7 The definition refers to ‘individuals, organisations and governments’, where organisations should be understood to include, inter alia, companies, regional economic communities, international organisations, academia and civil society. The definition does not use the terms multistakeholder or actors as these are less easily understood by non-specialists.

8 This is why the definition says ‘ … use of, and relationship with … ’

9 The definition does this by using the phrase ‘safe, secure and open’ (my italics).

10 ‘Digital environment’ is used in the place of cyberspace for this reason.

11 Signed by 41 countries and 28 international organisations and companies.

12 All members of the GFCE have endorsed the Delhi Communiqué and its principles, either at the time it was issued in 2017 or as a prerequisite for joining subsequently. The 59 national members are included in the membership list here: https://thegfce.org/member-overview/.
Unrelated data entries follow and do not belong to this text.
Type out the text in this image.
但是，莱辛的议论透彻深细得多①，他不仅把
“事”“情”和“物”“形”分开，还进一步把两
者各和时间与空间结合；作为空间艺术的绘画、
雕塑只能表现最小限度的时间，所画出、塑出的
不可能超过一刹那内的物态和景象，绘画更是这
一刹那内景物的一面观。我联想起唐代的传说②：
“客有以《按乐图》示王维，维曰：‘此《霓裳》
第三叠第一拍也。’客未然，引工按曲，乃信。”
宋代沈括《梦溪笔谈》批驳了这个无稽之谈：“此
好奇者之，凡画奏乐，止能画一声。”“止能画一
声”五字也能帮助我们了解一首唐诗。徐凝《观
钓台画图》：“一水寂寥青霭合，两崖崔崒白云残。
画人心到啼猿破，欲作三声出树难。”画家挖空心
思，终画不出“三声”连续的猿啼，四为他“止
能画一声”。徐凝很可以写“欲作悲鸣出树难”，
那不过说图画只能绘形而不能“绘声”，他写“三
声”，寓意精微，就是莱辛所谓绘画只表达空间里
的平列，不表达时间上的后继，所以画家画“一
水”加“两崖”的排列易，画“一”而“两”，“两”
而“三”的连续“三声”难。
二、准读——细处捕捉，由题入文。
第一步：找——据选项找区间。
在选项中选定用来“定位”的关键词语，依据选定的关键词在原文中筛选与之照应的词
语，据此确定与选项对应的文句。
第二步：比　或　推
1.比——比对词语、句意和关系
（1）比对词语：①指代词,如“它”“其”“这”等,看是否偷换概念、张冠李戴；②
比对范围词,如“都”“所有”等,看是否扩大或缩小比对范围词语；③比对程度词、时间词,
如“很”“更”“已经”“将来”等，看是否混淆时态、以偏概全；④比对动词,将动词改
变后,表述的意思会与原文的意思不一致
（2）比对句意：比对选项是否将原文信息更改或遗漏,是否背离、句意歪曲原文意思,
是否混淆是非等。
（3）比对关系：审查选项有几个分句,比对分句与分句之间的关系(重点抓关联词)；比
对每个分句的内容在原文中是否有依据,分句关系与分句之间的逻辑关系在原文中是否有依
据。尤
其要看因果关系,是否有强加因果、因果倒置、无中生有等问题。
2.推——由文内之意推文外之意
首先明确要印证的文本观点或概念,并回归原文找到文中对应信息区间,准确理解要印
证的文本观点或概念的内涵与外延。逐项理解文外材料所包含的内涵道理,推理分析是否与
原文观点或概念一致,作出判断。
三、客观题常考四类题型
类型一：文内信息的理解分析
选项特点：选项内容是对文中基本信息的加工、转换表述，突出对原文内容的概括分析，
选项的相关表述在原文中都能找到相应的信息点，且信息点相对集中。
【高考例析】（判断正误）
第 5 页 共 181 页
13 The five thematic categories of capacity are: strategy and policy; incident response and critical information infrastructure protection; countering cybercrime; culture and skills; and standards. These are further broken down by GFCE working groups, who coordinate and share knowledge around each theme.

Additional information

Notes on contributors

Robert Collett

Robert Collett is a researcher, adviser and trainer specialising in cybersecurity capacity building. He is a Chatham House Associate Fellow and founder of Developing Capacity Ltd. From 2019 to 2020, he was the UK’s first seconded senior adviser to the Global Forum of Cyber Expertise (GFCE). Prior to this, he ran, and grew threefold, the UK’s international cyber security capacity building programmes. He has a 17-year track record leading programmes and policy initiatives as a UK diplomat, working at the intersection of foreign policy, security and development. During this period, he led the strategic communications for NATO’s Provincial Reconstruction Team in Helmand and managed a series of challenging projects from de-mining to countering violent extremism and cyber security.